What this PR does / why we need it:

Add mountWithOAuthToken volume context parameter to support cross-tenant scenarios where users provide their own OAuth token via a Kubernetes Secret.

This enables first-party users who cannot use kubelet identity or workload identity (cross-tenant) to mount Azure File shares using an externally-managed OAuth token.

Changes:

  • New volume context parameter: mountWithOAuthToken
  • New secret field: oauthtoken
  • Extend setCredentialCache to support direct token passing to azfilesauthmanager set
  • Extend GetStorageAccountFromSecret to return OAuth token from secret
  • New method setCredentialCacheWithOAuthToken — reads OAuth token from K8s Secret and updates credential cache
  • Mutually exclusive with mountWithManagedIdentity and mountWithWorkloadIdentityToken
  • Linux SMB only (sec=krb5 mount)
  • Supports both dynamic provisioning (via StorageClass parameters) and static provisioning (via PV volumeAttributes)
  • NodeStageVolume: performs initial mount with OAuth token credential cache setup
  • NodePublishVolume: refreshes OAuth token credential cache on every publish (even when already mounted), with SHA256-based skip to avoid unnecessary azfilesauthmanager calls when the token is unchanged
  • getSecretNamespace helper for consistent namespace resolution (secretNamespace → pvcNamespace → "default")
  • Input validation: secretName required, empty server returns InvalidArgument

Usage Example

1. Create Secret with OAuth Token

kubectl create secret generic azure-oauth-token-secret --from-literal=oauthtoken="<oauth-token>"

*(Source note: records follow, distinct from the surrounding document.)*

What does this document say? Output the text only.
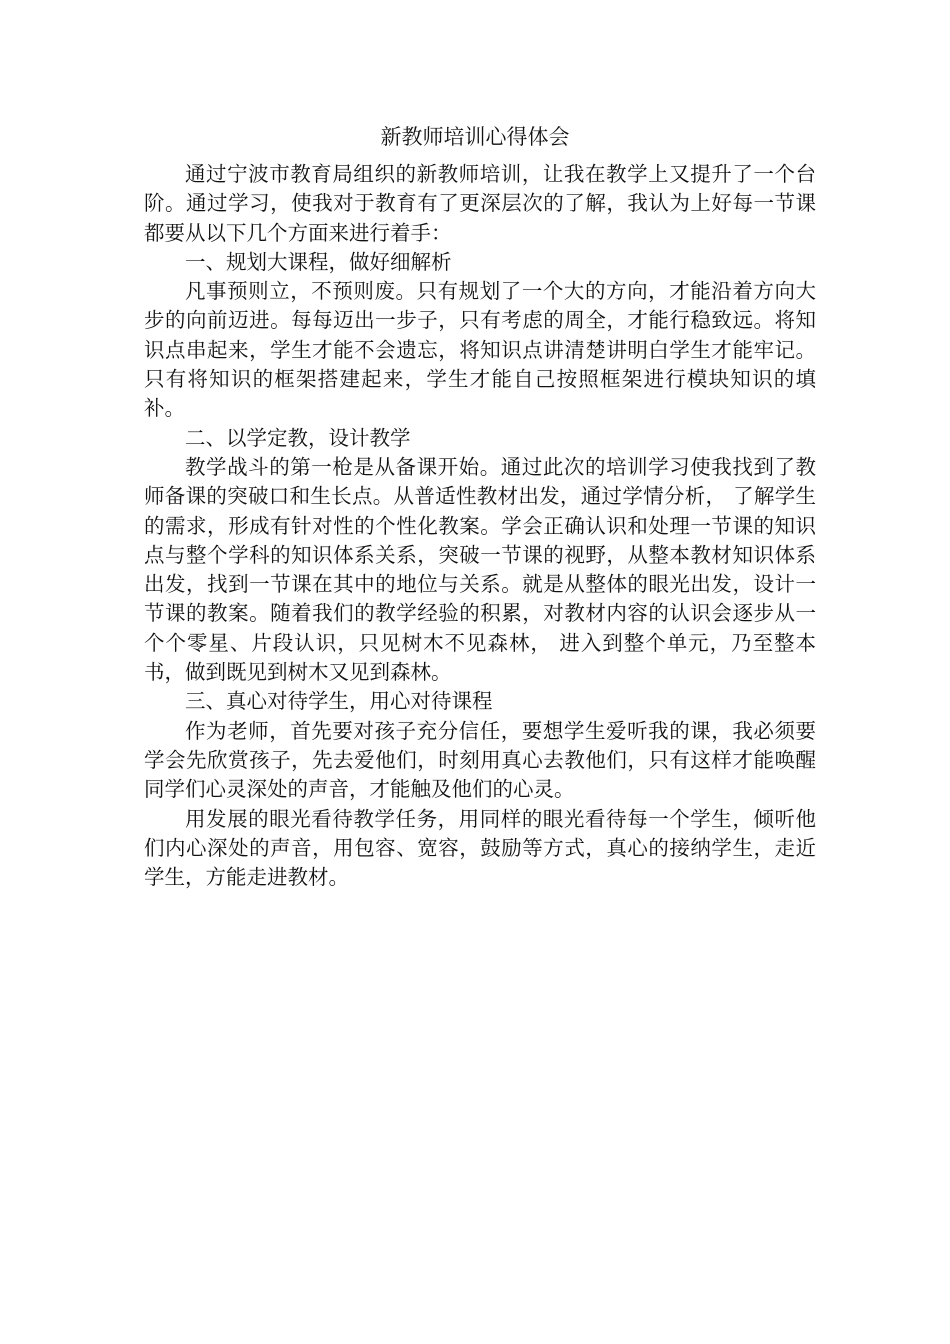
新教师培训心得体会

通过宁波市教育局组织的新教师培训，让我在教学上又提升了一个台阶。通过学习，使我对于教育有了更深层次的了解，我认为上好每一节课都要从以下几个方面来进行着手：

一、规划大课程，做好细解析

凡事预则立，不预则废。只有规划了一个大的方向，才能沿着方向大步的向前迈进。每每迈出一步子，只有考虑的周全，才能行稳致远。将知识点串起来，学生才能不会遗忘，将知识点讲清楚讲明白学生才能牢记。只有将知识的框架搭建起来，学生才能自己按照框架进行模块知识的填补。

二、以学定教，设计教学

教学战斗的第一枪是从备课开始。通过此次的培训学习使我找到了教师备课的突破口和生长点。从普适性教材出发，通过学情分析， 了解学生的需求，形成有针对性的个性化教案。学会正确认识和处理一节课的知识点与整个学科的知识体系关系，突破一节课的视野，从整本教材知识体系出发，找到一节课在其中的地位与关系。就是从整体的眼光出发，设计一节课的教案。随着我们的教学经验的积累，对教材内容的认识会逐步从一个个零星、片段认识，只见树木不见森林， 进入到整个单元，乃至整本书，做到既见到树木又见到森林。

三、真心对待学生，用心对待课程

作为老师，首先要对孩子充分信任，要想学生爱听我的课，我必须要学会先欣赏孩子，先去爱他们，时刻用真心去教他们，只有这样才能唤醒同学们心灵深处的声音，才能触及他们的心灵。

用发展的眼光看待教学任务，用同样的眼光看待每一个学生，倾听他们内心深处的声音，用包容、宽容，鼓励等方式，真心的接纳学生，走近学生，方能走进教材。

2. Dynamic Provisioning (StorageClass)

apiVersion: storage.k8s.io/v1
kind: StorageClass
metadata:
  name: azurefile-oauth-token-sc
provisioner: file.csi.azure.com
parameters:
  skuName: Premium_LRS
  mountWithOAuthToken: "true"
  secretName: "azure-oauth-token-secret"
  secretNamespace: "default"
mountOptions:
  - sec=krb5

3. PV (Static Provisioning)

apiVersion: v1
kind: PersistentVolume
metadata:
  name: azurefile-oauth-token-pv
spec:
  capacity:
    storage: 100Gi
  accessModes:
    - ReadWriteMany
  persistentVolumeReclaimPolicy: Retain
  csi:
    driver: file.csi.azure.com
    volumeHandle: "unique-volume-id"
    volumeAttributes:
      storageAccount: "mystorageaccount"
      shareName: "myshare"
      mountWithOAuthToken: "true"
      secretName: "azure-oauth-token-secret"
      secretNamespace: "default"

Which issue(s) this PR fixes:

Fixes #3099

Does this PR introduce a user-facing change?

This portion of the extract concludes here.